The Martyrs of El Salvador

On 16 November 1989, six Jesuits, their housekeeper and her 15-year-old daughter were brutally murdered in El Salvador by soldiers of the US trained Atlacatl Battalion of the El Salvadoran army.

Many years later, 77 year old Inocente Orlando Montano, a former Salvadoran army colonel, was convicted of five of the murders and sentenced to 133 years in prison.

Ignacio Ellacuría SJ, Ignacio Martín-Baró SJ, Segundo Montes SJ, Juan Ramón Moreno SJ, Joaquín López y López SJ, Amando López SJ, Elba and Celina Ramos were dragged from their beds that night and shot.

The bodies of the Jesuits were mutilated and their blood seeped into the soil of the University of Central America campus where they lived and worked.
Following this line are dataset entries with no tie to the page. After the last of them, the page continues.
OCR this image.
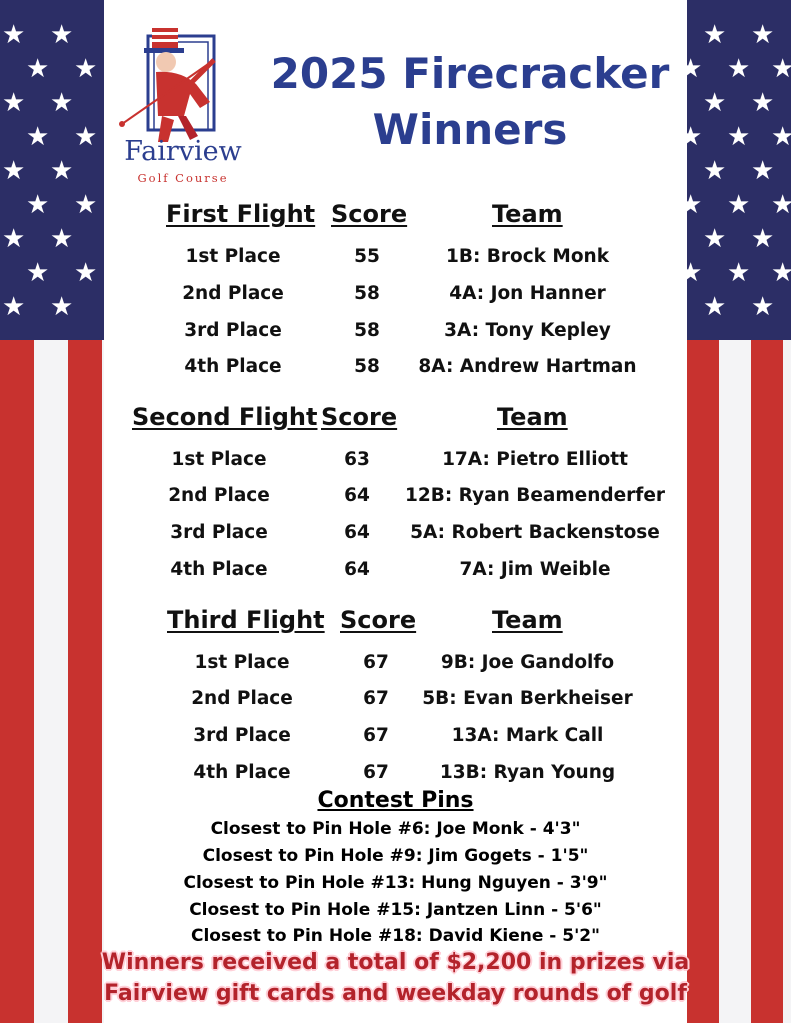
★ ★
★ ★
★ ★
★ ★
★ ★
★ ★
★ ★
★ ★
★ ★
★ ★
★ ★ ★
★ ★
★ ★ ★
★ ★
★ ★ ★
★ ★
★ ★ ★
★ ★
Fairview
Golf Course
2025 Firecracker
Winners
First Flight Score	Team
1st Place	55	1B: Brock Monk
2nd Place	58	4A: Jon Hanner
3rd Place	58	3A: Tony Kepley
4th Place	58	8A: Andrew Hartman
Second Flight Score	Team
1st Place	63	17A: Pietro Elliott
2nd Place	64	12B: Ryan Beamenderfer
3rd Place	64	5A: Robert Backenstose
4th Place	64	7A: Jim Weible
Third Flight Score	Team
1st Place	67	9B: Joe Gandolfo
2nd Place	67	5B: Evan Berkheiser
3rd Place	67	13A: Mark Call
4th Place	67	13B: Ryan Young
Contest Pins
Closest to Pin Hole #6: Joe Monk - 4'3"
Closest to Pin Hole #9: Jim Gogets - 1'5"
Closest to Pin Hole #13: Hung Nguyen - 3'9"
Closest to Pin Hole #15: Jantzen Linn - 5'6"
Closest to Pin Hole #18: David Kiene - 5'2"
Winners received a total of $2,200 in prizes via
Fairview gift cards and weekday rounds of golf
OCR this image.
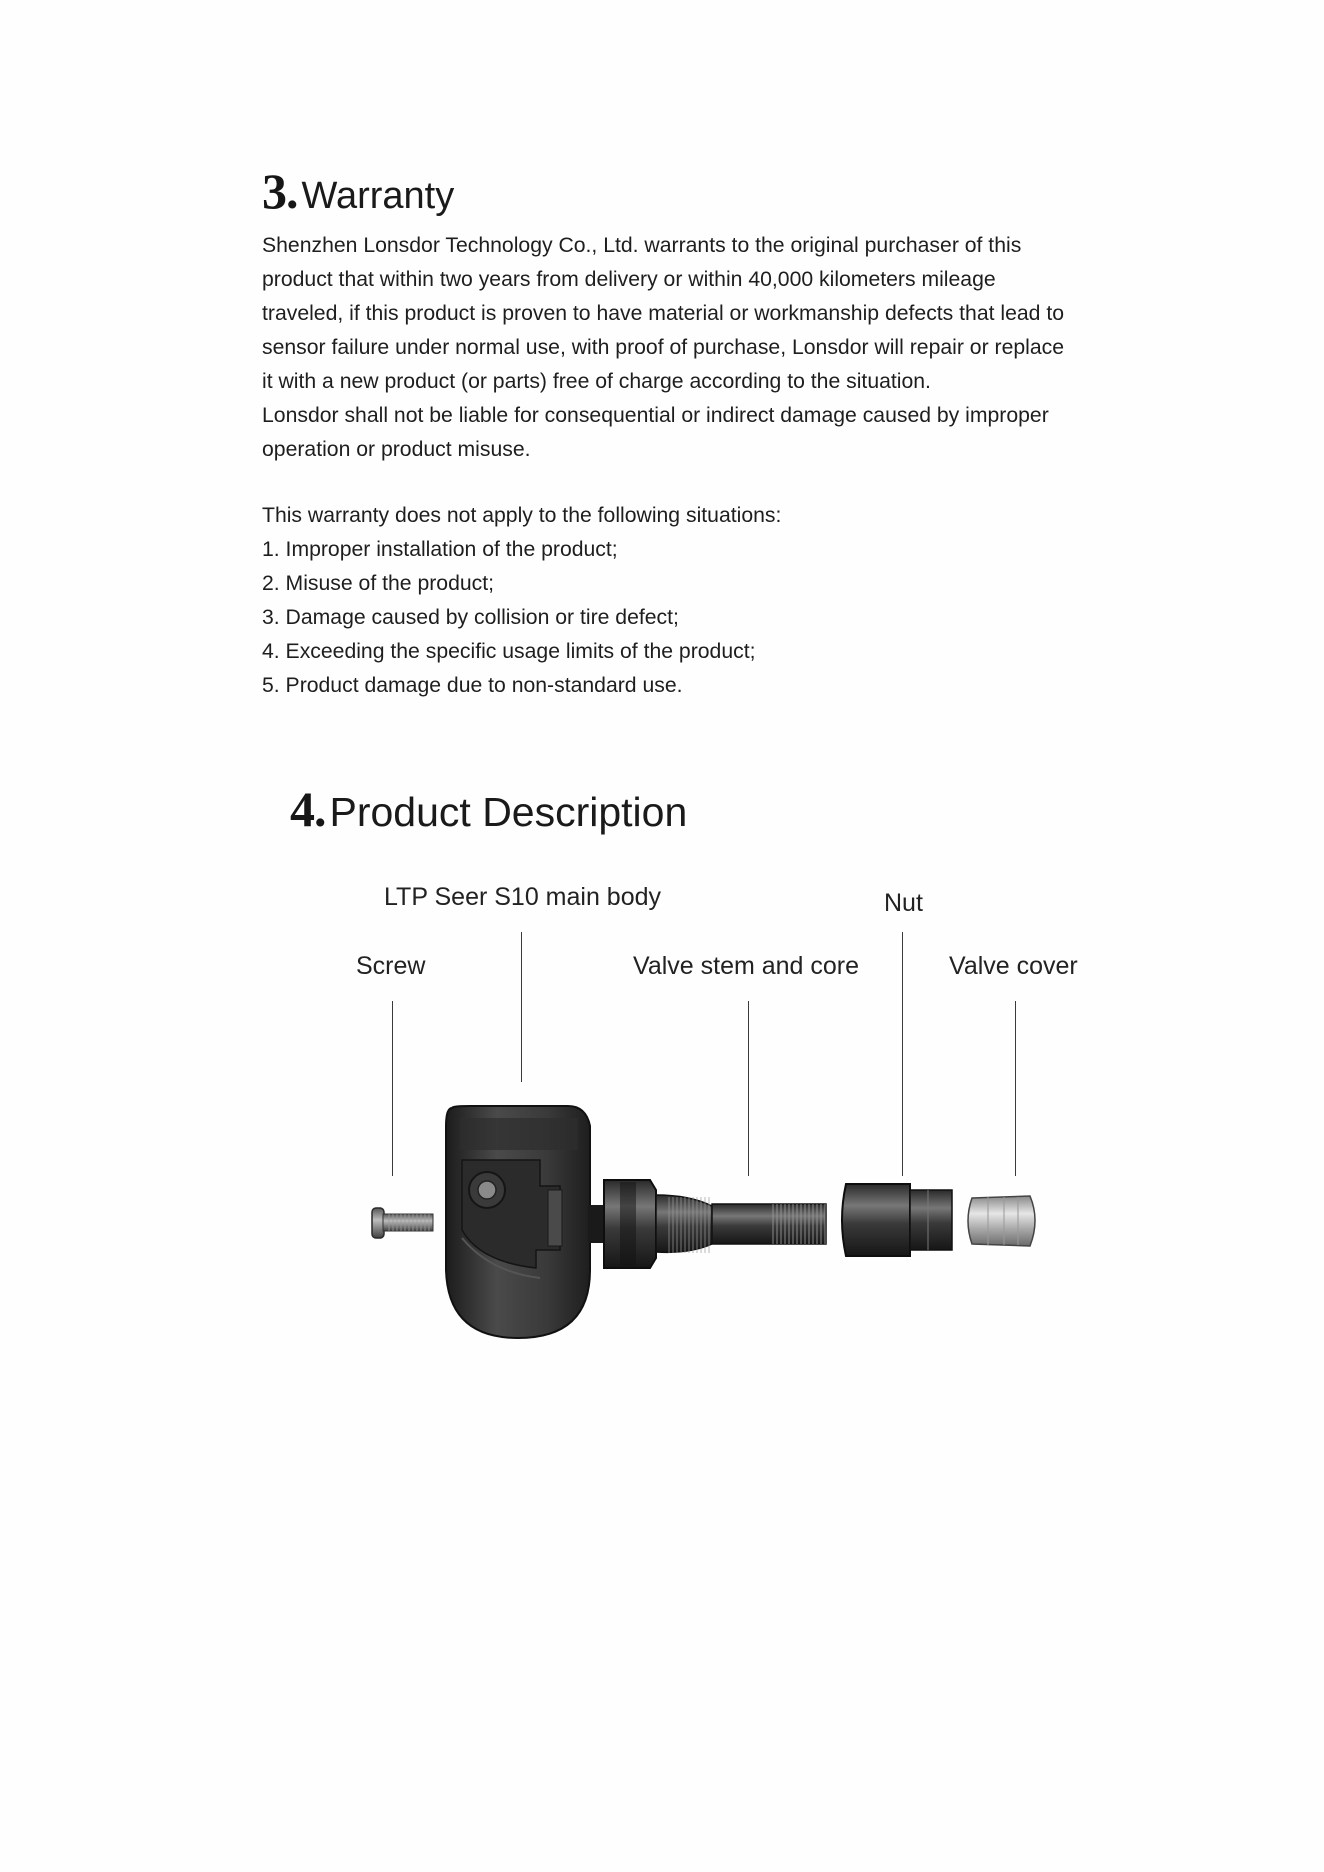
3. Warranty
Shenzhen Lonsdor Technology Co., Ltd. warrants to the original purchaser of this
product that within two years from delivery or within 40,000 kilometers mileage
traveled, if this product is proven to have material or workmanship defects that lead to
sensor failure under normal use, with proof of purchase, Lonsdor will repair or replace
it with a new product (or parts) free of charge according to the situation.
Lonsdor shall not be liable for consequential or indirect damage caused by improper
operation or product misuse.
This warranty does not apply to the following situations:
1. Improper installation of the product;
2. Misuse of the product;
3. Damage caused by collision or tire defect;
4. Exceeding the specific usage limits of the product;
5. Product damage due to non-standard use.
4.Product Description
LTP Seer S10 main body	Nut
Screw	Valve stem and core	Valve cover
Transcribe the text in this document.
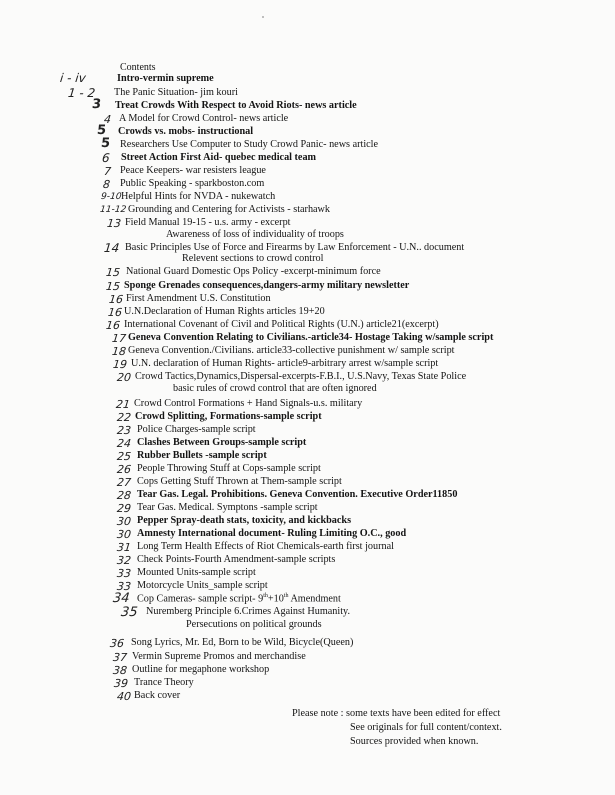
Contents
i - iv	Intro-vermin supreme
1 - 2 The Panic Situation- jim kouri
3 Treat Crowds With Respect to Avoid Riots- news article
4 A Model for Crowd Control- news article
5 Crowds vs. mobs- instructional
5 Researchers Use Computer to Study Crowd Panic- news article
6 Street Action First Aid- quebec medical team
7 Peace Keepers- war resisters league
8 Public Speaking - sparkboston.com
9-10 Helpful Hints for NVDA - nukewatch
11-12 Grounding and Centering for Activists - starhawk
13 Field Manual 19-15 - u.s. army - excerpt
Awareness of loss of individuality of troops
14 Basic Principles Use of Force and Firearms by Law Enforcement - U.N.. document
Relevent sections to crowd control
15 National Guard Domestic Ops Policy -excerpt-minimum force
15 Sponge Grenades consequences,dangers-army military newsletter
16 First Amendment U.S. Constitution
16 U.N.Declaration of Human Rights articles 19+20
16 International Covenant of Civil and Political Rights (U.N.) article21(excerpt)
17 Geneva Convention Relating to Civilians.-article34- Hostage Taking w/sample script
18 Geneva Convention./Civilians. article33-collective punishment w/ sample script
19 U.N. declaration of Human Rights- article9-arbitrary arrest w/sample script
20 Crowd Tactics,Dynamics,Dispersal-excerpts-F.B.I., U.S.Navy, Texas State Police
basic rules of crowd control that are often ignored
21 Crowd Control Formations + Hand Signals-u.s. military
22 Crowd Splitting, Formations-sample script
23 Police Charges-sample script
24 Clashes Between Groups-sample script
25 Rubber Bullets -sample script
26 People Throwing Stuff at Cops-sample script
27 Cops Getting Stuff Thrown at Them-sample script
28 Tear Gas. Legal. Prohibitions. Geneva Convention. Executive Order11850
29 Tear Gas. Medical. Symptons -sample script
30 Pepper Spray-death stats, toxicity, and kickbacks
30 Amnesty International document- Ruling Limiting O.C., good
31 Long Term Health Effects of Riot Chemicals-earth first journal
32 Check Points-Fourth Amendment-sample scripts
33 Mounted Units-sample script
33 Motorcycle Units_sample script
34 Cop Cameras- sample script- 9th+10th Amendment
35 Nuremberg Principle 6.Crimes Against Humanity.
Persecutions on political grounds
36 Song Lyrics, Mr. Ed, Born to be Wild, Bicycle(Queen)
37 Vermin Supreme Promos and merchandise
38 Outline for megaphone workshop
39 Trance Theory
40 Back cover
Please note : some texts have been edited for effect
See originals for full content/context.
Sources provided when known.
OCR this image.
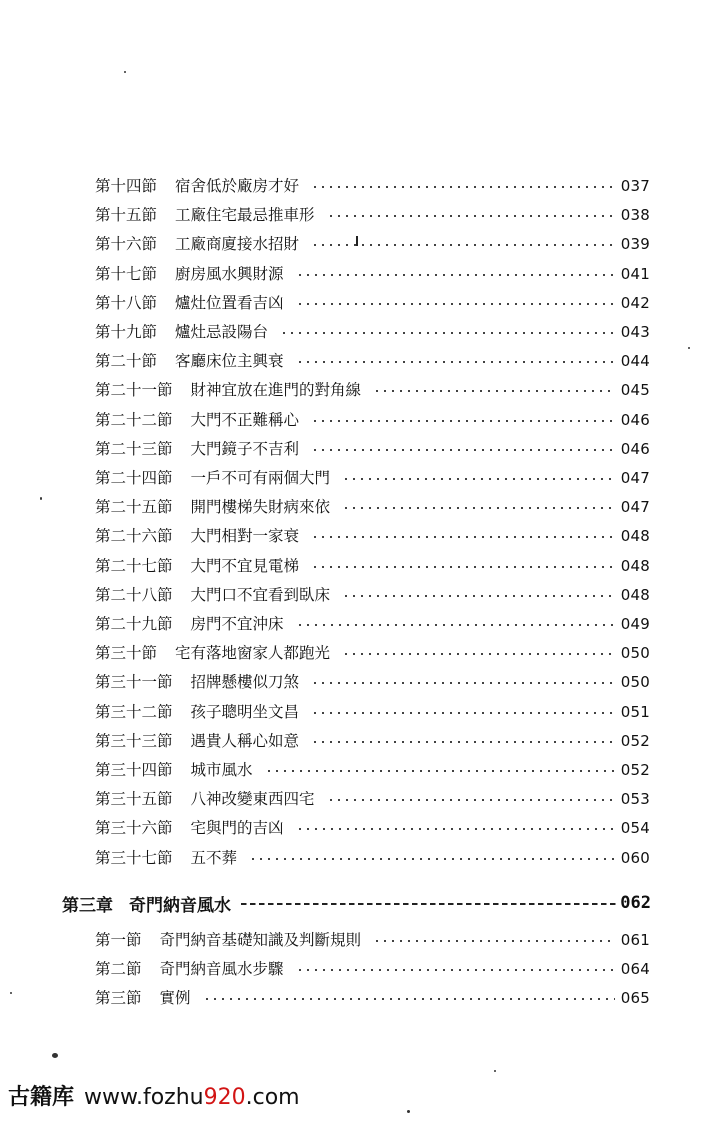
第十四節 宿舍低於廠房才好	037
第十五節 工廠住宅最忌推車形	038
第十六節 工廠商廈接水招財	039
第十七節 廚房風水興財源	041
第十八節 爐灶位置看吉凶	042
第十九節 爐灶忌設陽台	043
第二十節 客廳床位主興衰	044
第二十一節 財神宜放在進門的對角線	045
第二十二節 大門不正難稱心	046
第二十三節 大門鏡子不吉利	046
第二十四節 一戶不可有兩個大門	047
第二十五節 開門樓梯失財病來依	047
第二十六節 大門相對一家衰	048
第二十七節 大門不宜見電梯	048
第二十八節 大門口不宜看到臥床	048
第二十九節 房門不宜沖床	049
第三十節 宅有落地窗家人都跑光	050
第三十一節 招牌懸樓似刀煞	050
第三十二節 孩子聰明坐文昌	051
第三十三節 遇貴人稱心如意	052
第三十四節 城市風水	052
第三十五節 八神改變東西四宅	053
第三十六節 宅與門的吉凶	054
第三十七節 五不葬	060
第三章 奇門納音風水	062
第一節 奇門納音基礎知識及判斷規則	061
第二節 奇門納音風水步驟	064
第三節 實例	065
古籍库 www.fozhu920.com
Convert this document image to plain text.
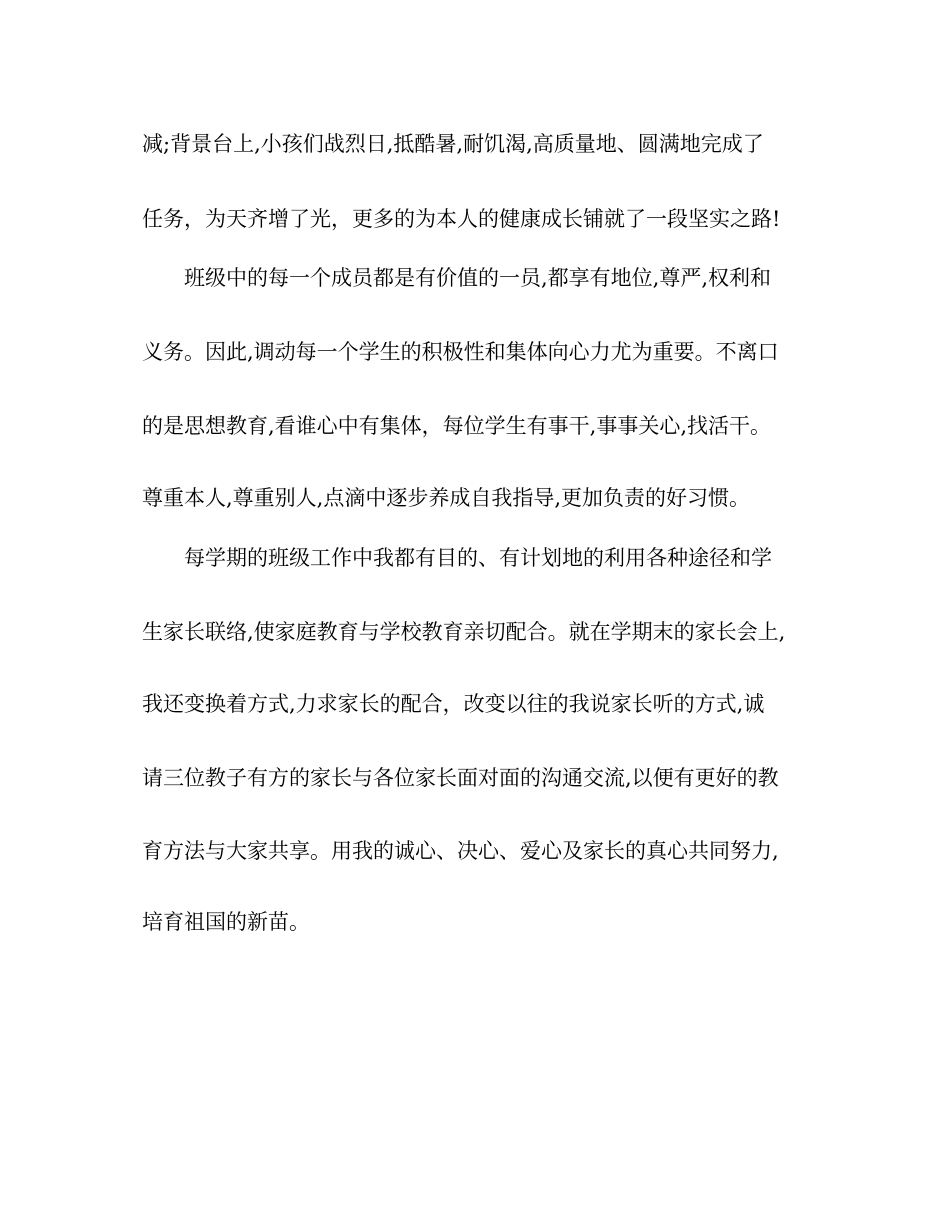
减;背景台上,小孩们战烈日,抵酷暑,耐饥渴,高质量地、圆满地完成了
任务，为天齐增了光，更多的为本人的健康成长铺就了一段坚实之路!
班级中的每一个成员都是有价值的一员,都享有地位,尊严,权利和
义务。因此,调动每一个学生的积极性和集体向心力尤为重要。不离口
的是思想教育,看谁心中有集体，每位学生有事干,事事关心,找活干。
尊重本人,尊重别人,点滴中逐步养成自我指导,更加负责的好习惯。
每学期的班级工作中我都有目的、有计划地的利用各种途径和学
生家长联络,使家庭教育与学校教育亲切配合。就在学期末的家长会上,
我还变换着方式,力求家长的配合，改变以往的我说家长听的方式,诚
请三位教子有方的家长与各位家长面对面的沟通交流,以便有更好的教
育方法与大家共享。用我的诚心、决心、爱心及家长的真心共同努力,
培育祖国的新苗。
I recall walking past their rooms, typical of so many Jesuit houses I have visited around the world, cluttered with books and clothes, but all utterly simple.

I visited a small rural community in which one of the Jesuits, Joaquin Lopez y Lopez SJ, had ministered. The people spoke warmly of his gentleness and his presence among them sharing their joys and fears – an act of the presence of God.

Each Jesuit was different from the other but they all represented a Church which stood with the poor and the oppressed. They visited people in their homes but also spoke out fearlessly in public against the repression and the atrocities which they experienced.

As Jesuits, each would have undertaken the Spiritual Exercises of St Ignatius twice in their lives. Each would have prayed with St Ignatius “to imitate and be more like Christ our Lord..to choose poverty with Christ poor.. and to desire to be a fool for Christ.”

In their simplicity, fearlessness and foolishness, I find great holiness.